DS 6030 | Spring 2026 | University of Virginia
Homework #6: Diagnosing Prediction Failures
Background
A basketball analytics team has built models to predict whether a shot will be made. You are given predicted probabilities from several models evaluated on test data. Your job is to diagnose what’s going wrong (if anything) using two complementary analyzes:
- Residual analysis - examine residuals as a function of features \(X\). This reveals where in feature space the model fails.
- Calibration analysis - examine residuals as a function of \(\hat{p}(x)\). This reveals at what prediction levels the model fails.
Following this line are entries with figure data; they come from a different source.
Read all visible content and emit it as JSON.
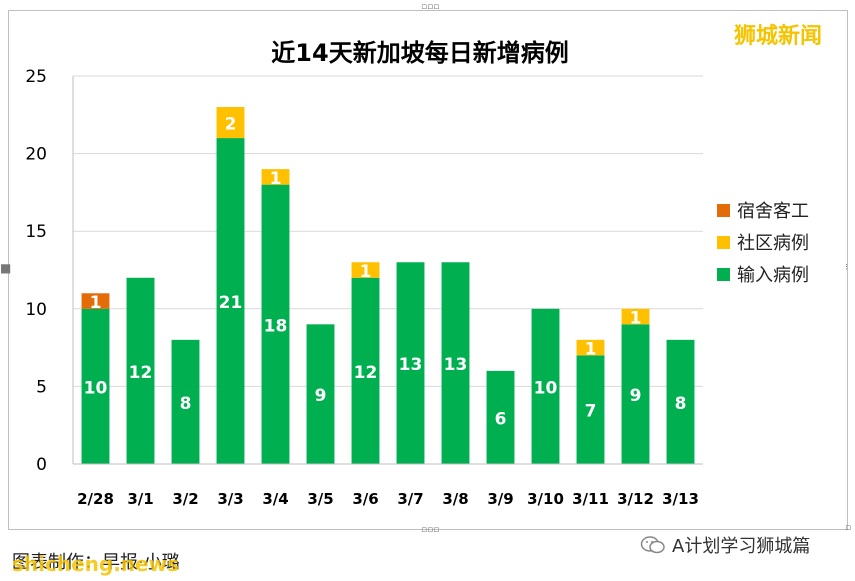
{
  "watermark": "狮城新闻",
  "caption": "图表制作：早报·小璐",
  "caption_site": "shicheng.news",
  "source": "A计划学习狮城篇",
  "colors": {
    "dorm": "#e36c09",
    "community": "#ffc000",
    "imported": "#00b050"
  },
  "chart_data": {
    "type": "bar",
    "stacked": true,
    "title": "近14天新加坡每日新增病例",
    "categories": [
      "2/28",
      "3/1",
      "3/2",
      "3/3",
      "3/4",
      "3/5",
      "3/6",
      "3/7",
      "3/8",
      "3/9",
      "3/10",
      "3/11",
      "3/12",
      "3/13"
    ],
    "series": [
      {
        "name": "输入病例",
        "color": "#00b050",
        "values": [
          10,
          12,
          8,
          21,
          18,
          9,
          12,
          13,
          13,
          6,
          10,
          7,
          9,
          8
        ]
      },
      {
        "name": "社区病例",
        "color": "#ffc000",
        "values": [
          0,
          0,
          0,
          2,
          1,
          0,
          1,
          0,
          0,
          0,
          0,
          1,
          1,
          0
        ]
      },
      {
        "name": "宿舍客工",
        "color": "#e36c09",
        "values": [
          1,
          0,
          0,
          0,
          0,
          0,
          0,
          0,
          0,
          0,
          0,
          0,
          0,
          0
        ]
      }
    ],
    "legend_order": [
      "宿舍客工",
      "社区病例",
      "输入病例"
    ],
    "ylim": [
      0,
      25
    ],
    "yticks": [
      0,
      5,
      10,
      15,
      20,
      25
    ],
    "grid": true,
    "legend_position": "right"
  }
}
Use Pearson residuals for any place that asks for residuals:
\[r_i = \frac{y_i - \hat{p}(x_i)}{\sqrt{\hat{p}(x_i)(1-\hat{p}(x_i))}}\] If \(\hat{p}(x) = p(x)\) then \(E[r_i]=0\) and \(V[r_i]=1\).
Data
The features (\(x\)) are:
shot_distance: distance from the basket (feet)defender_distance: distance to the nearest defender (feet)shooter_skill: a continuous measure of the shooter’s ability (0–1 scale)shot_clock: seconds remaining on the shot clockis_home: whether the shooting team is the home team (0/1)
The outcome (\(y\)) is:
made: (1 = shot made, 0 = missed).
You are provided four files:
train.csv: Training data \((x_i, y_i)\).test1.csv: Test data from the same population, with columns \((x_i, y_i, \hat{p}_{\text{good}}, \hat{p}_{\text{overfit}}, \hat{p}_{\text{underfit}})\).test2.csv: Test data from a different population (e.g., during the playoffs), with columns \((x_i, y_i, \hat{p}_{\text{good}})\).eval2.csv: Evaluation data \((x_i, \hat{p}_{\text{good}})\) with no labels.
Problem 1: Good Model
Use the predictions \(\hat{p}_{\text{good}}\) on test1.csv.
a. Residual Analysis
Plot the Pearson residuals against each feature. Use a smoother to visually assess whether the mean residual deviates from zero.
b. Calibration
Produce a calibration plot: plot the observed proportion of \(Y=1\) against the predicted probabilities using binning or smoothing. Include the 45-degree reference line.
c. What do you observe? Do the diagnostics suggest any problems?
Problem 2: Overfit Model
Use the predictions \(\hat{p}_{\text{overfit}}\) on test1.csv.
a. Residual Analysis
Plot the Pearson residuals against each feature. Use a smoother to visually assess whether the mean residual deviates from zero.
b. Calibration
Produce a calibration plot: plot the observed proportion of \(Y=1\) against the predicted probabilities using binning or smoothing. Include the 45-degree reference line.
c. Diagnosis
Compare these plots to Problem 1. Describe the nature of the problem. Is the issue better characterized as bias conditional on \(X\) or bias conditional on \(\hat{p}\)? What would you recommend?
Problem 3: Underfit Model
Use the predictions \(\hat{p}_{\text{underfit}}\) on test1.csv.
a. Residual Analysis
Plot the Pearson residuals against each feature. Use a smoother to visually assess whether the mean residual deviates from zero.
b. Calibration
Produce a calibration plot: plot the observed proportion of \(Y=1\) against the predicted probabilities using binning or smoothing. Include the 45-degree reference line.
c. Diagnosis
Compare to Problems 1 and 2. How is this failure mode different from the overfit case? What would you recommend?
Problem 4: New Test Data
The good model from Problem 1 is now applied to new test data. Use the predictions \(\hat{p}_{\text{good}}\) on test2.csv.
a. Residual Analysis
Plot the Pearson residuals against each feature. Use a smoother to visually assess whether the mean residual deviates from zero.
b. Calibration
Produce a calibration plot: plot the observed proportion of \(Y=1\) against the predicted probabilities using binning or smoothing. Include the 45-degree reference line.
c. Compare Distribution
Compare the distribution of features in test2.csv to the training data. Does anything stand out?
d. Diagnosis
Is the model wrong, or has something else changed? How does this scenario differ from Problems 2 and 3?
Problem 5: Fix It Contest
You are given eval2.csv, which contains new observations from the same population as test2.csv, but without labels.
Using any combination of the training data (train.csv), labeled test data (test1.csv, test2.csv), and your diagnostics, produce the best predicted probabilities you can. You can recalibrate, refit, stack, and/or use any other approach.
a. Describe Approach
Briefly describe your strategy and justify it based on your earlier analysis.
b. Make Predictions
Predict the estimated probability of making a shot. Probability predictions will be evaluated with respect to the mean negative Bernoulli log-likelihood (known as the average log-loss metric).
c. Submit Predictions
Submit your predictions as a .csv file (ensure comma separated format) named lastname_firstname.csv that includes the column named p_hat that is your estimated probability. We will use automated evaluation, so the format must be exact.